External Thunderbolt GPU enclosures exist and can behave as a dock. A friend has one at his place, I can just plop my own cheap laptop in and it gets a massively upgraded GPU, access to a few monitors, USB PD, a USB hub with all the peripherals plugged in, and wired networking.

Its not all built into the monitor, but IMO having the several hundred dollar GPU outside of the monitor gives really good flexibility. The dock isn't much larger than the GPU and a few hundred watt power supply which you'd need anyways.

The only thing really missing from that equation is the extra CPU power and it being integrated into the monitor. But having a powerful CPU that scales down to be power friendly when on the go seems easier than finding a powerful GPU that doesn't suck the battery dry just rendering a desktop and a browser window.

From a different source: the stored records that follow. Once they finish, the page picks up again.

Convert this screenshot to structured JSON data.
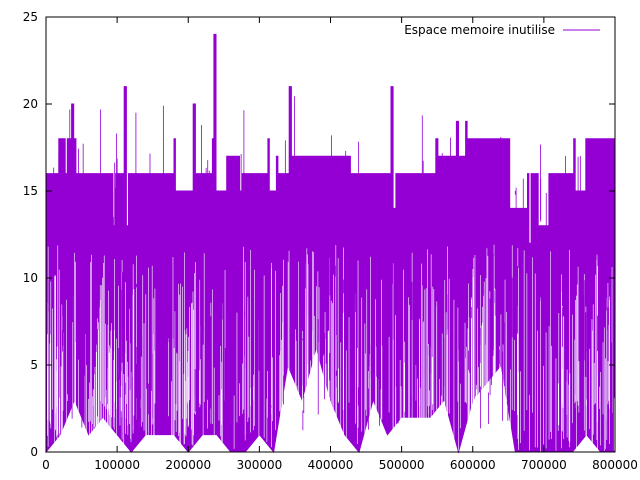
{
  "chart_data": {
    "type": "line",
    "title": "",
    "xlabel": "",
    "ylabel": "",
    "xlim": [
      0,
      800000
    ],
    "ylim": [
      0,
      25
    ],
    "x_ticks": [
      0,
      100000,
      200000,
      300000,
      400000,
      500000,
      600000,
      700000,
      800000
    ],
    "y_ticks": [
      0,
      5,
      10,
      15,
      20,
      25
    ],
    "x_tick_labels": [
      "0",
      "100000",
      "200000",
      "300000",
      "400000",
      "500000",
      "600000",
      "700000",
      "800000"
    ],
    "y_tick_labels": [
      "0",
      "5",
      "10",
      "15",
      "20",
      "25"
    ],
    "grid": false,
    "legend_position": "top-right",
    "series": [
      {
        "name": "Espace memoire inutilise",
        "color": "#9400d3",
        "upper_envelope": [
          [
            0,
            16
          ],
          [
            16000,
            16
          ],
          [
            18000,
            18
          ],
          [
            24000,
            18
          ],
          [
            27000,
            16
          ],
          [
            30000,
            18
          ],
          [
            36000,
            20
          ],
          [
            39000,
            18
          ],
          [
            42000,
            16
          ],
          [
            90000,
            16
          ],
          [
            94000,
            13
          ],
          [
            98000,
            16
          ],
          [
            108000,
            16
          ],
          [
            110000,
            21
          ],
          [
            113000,
            13
          ],
          [
            116000,
            16
          ],
          [
            178000,
            16
          ],
          [
            180000,
            18
          ],
          [
            182000,
            15
          ],
          [
            205000,
            15
          ],
          [
            207000,
            20
          ],
          [
            210000,
            16
          ],
          [
            232000,
            16
          ],
          [
            234000,
            18
          ],
          [
            236000,
            24
          ],
          [
            239000,
            15
          ],
          [
            252000,
            15
          ],
          [
            254000,
            17
          ],
          [
            270000,
            17
          ],
          [
            272000,
            15
          ],
          [
            276000,
            16
          ],
          [
            310000,
            16
          ],
          [
            312000,
            18
          ],
          [
            314000,
            15
          ],
          [
            322000,
            15
          ],
          [
            324000,
            17
          ],
          [
            326000,
            16
          ],
          [
            340000,
            16
          ],
          [
            342000,
            21
          ],
          [
            345000,
            17
          ],
          [
            425000,
            17
          ],
          [
            428000,
            16
          ],
          [
            470000,
            16
          ],
          [
            483000,
            16
          ],
          [
            485000,
            21
          ],
          [
            488000,
            14
          ],
          [
            492000,
            16
          ],
          [
            545000,
            16
          ],
          [
            548000,
            18
          ],
          [
            551000,
            17
          ],
          [
            575000,
            17
          ],
          [
            577000,
            19
          ],
          [
            580000,
            17
          ],
          [
            588000,
            17
          ],
          [
            590000,
            19
          ],
          [
            592000,
            18
          ],
          [
            650000,
            18
          ],
          [
            652000,
            14
          ],
          [
            675000,
            14
          ],
          [
            677000,
            16
          ],
          [
            679000,
            12
          ],
          [
            682000,
            16
          ],
          [
            690000,
            16
          ],
          [
            692000,
            13
          ],
          [
            705000,
            13
          ],
          [
            707000,
            16
          ],
          [
            740000,
            16
          ],
          [
            742000,
            18
          ],
          [
            744000,
            15
          ],
          [
            757000,
            15
          ],
          [
            759000,
            18
          ],
          [
            800000,
            18
          ]
        ],
        "lower_envelope": [
          [
            0,
            0
          ],
          [
            20000,
            1
          ],
          [
            40000,
            3
          ],
          [
            60000,
            1
          ],
          [
            80000,
            2
          ],
          [
            100000,
            1
          ],
          [
            120000,
            0
          ],
          [
            140000,
            1
          ],
          [
            160000,
            1
          ],
          [
            180000,
            1
          ],
          [
            200000,
            0
          ],
          [
            220000,
            1
          ],
          [
            240000,
            1
          ],
          [
            260000,
            0
          ],
          [
            280000,
            0
          ],
          [
            300000,
            1
          ],
          [
            320000,
            0
          ],
          [
            340000,
            5
          ],
          [
            360000,
            3
          ],
          [
            380000,
            6
          ],
          [
            400000,
            3
          ],
          [
            420000,
            1
          ],
          [
            440000,
            0
          ],
          [
            460000,
            3
          ],
          [
            480000,
            1
          ],
          [
            500000,
            2
          ],
          [
            520000,
            2
          ],
          [
            540000,
            2
          ],
          [
            560000,
            3
          ],
          [
            580000,
            0
          ],
          [
            600000,
            3
          ],
          [
            620000,
            4
          ],
          [
            640000,
            5
          ],
          [
            660000,
            0
          ],
          [
            680000,
            0
          ],
          [
            700000,
            0
          ],
          [
            720000,
            0
          ],
          [
            740000,
            0
          ],
          [
            760000,
            1
          ],
          [
            780000,
            0
          ],
          [
            800000,
            0
          ]
        ]
      }
    ]
  }
}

Isn't that what "Display Link" usb monitors kinda are (without the powerful gpu and large screen real estate)

I've used a usb-> monitor adapter from time to time (with my own screen). The performance wasn't great, but its not bad and been more than usable for work and such.

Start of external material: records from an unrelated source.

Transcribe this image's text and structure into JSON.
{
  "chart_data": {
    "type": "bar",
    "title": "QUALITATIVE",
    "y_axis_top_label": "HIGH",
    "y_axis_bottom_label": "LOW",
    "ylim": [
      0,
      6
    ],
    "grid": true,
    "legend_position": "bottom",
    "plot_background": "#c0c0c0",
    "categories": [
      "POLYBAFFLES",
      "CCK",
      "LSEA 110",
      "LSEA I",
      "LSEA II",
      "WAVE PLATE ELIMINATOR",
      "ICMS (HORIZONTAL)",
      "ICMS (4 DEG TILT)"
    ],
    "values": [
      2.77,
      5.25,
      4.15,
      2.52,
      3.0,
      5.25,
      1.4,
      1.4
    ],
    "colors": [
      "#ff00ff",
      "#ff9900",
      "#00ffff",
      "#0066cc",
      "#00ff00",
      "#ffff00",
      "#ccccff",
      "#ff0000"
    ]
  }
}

with usb3 it should be better than the one I used.

https://www.synaptics.com/products/displaylink-graphics/disp...

Well, the connector does not really matter, the key is the hardware at the extension. CPU+GPU+screen+network+camera+HDD with some software that you need only in workstation mode etc. The software could be sandboxed by the OS on your device, security of extra CPU and GPU is interesting, but probably solvable problem.
That's pretty much an all-in-one PC. E.g. an iMac, or a Surface Studio.
yes, if all components are present, it looks like an all-in-one PC. But again, I’m talking about an extension, where OS and your data belong to your portable device and run in trusted environment using extension resources when necessary.
I had the same idea before, its basically possible now if you pass through the SSD to a host computer.

I even thought about maybe having an external SSD module which you could swap out the SSD to a beast machine when you need it.

This solution will work even with good old HDD, but you need a whole host computer and you swap, not extend your hardware.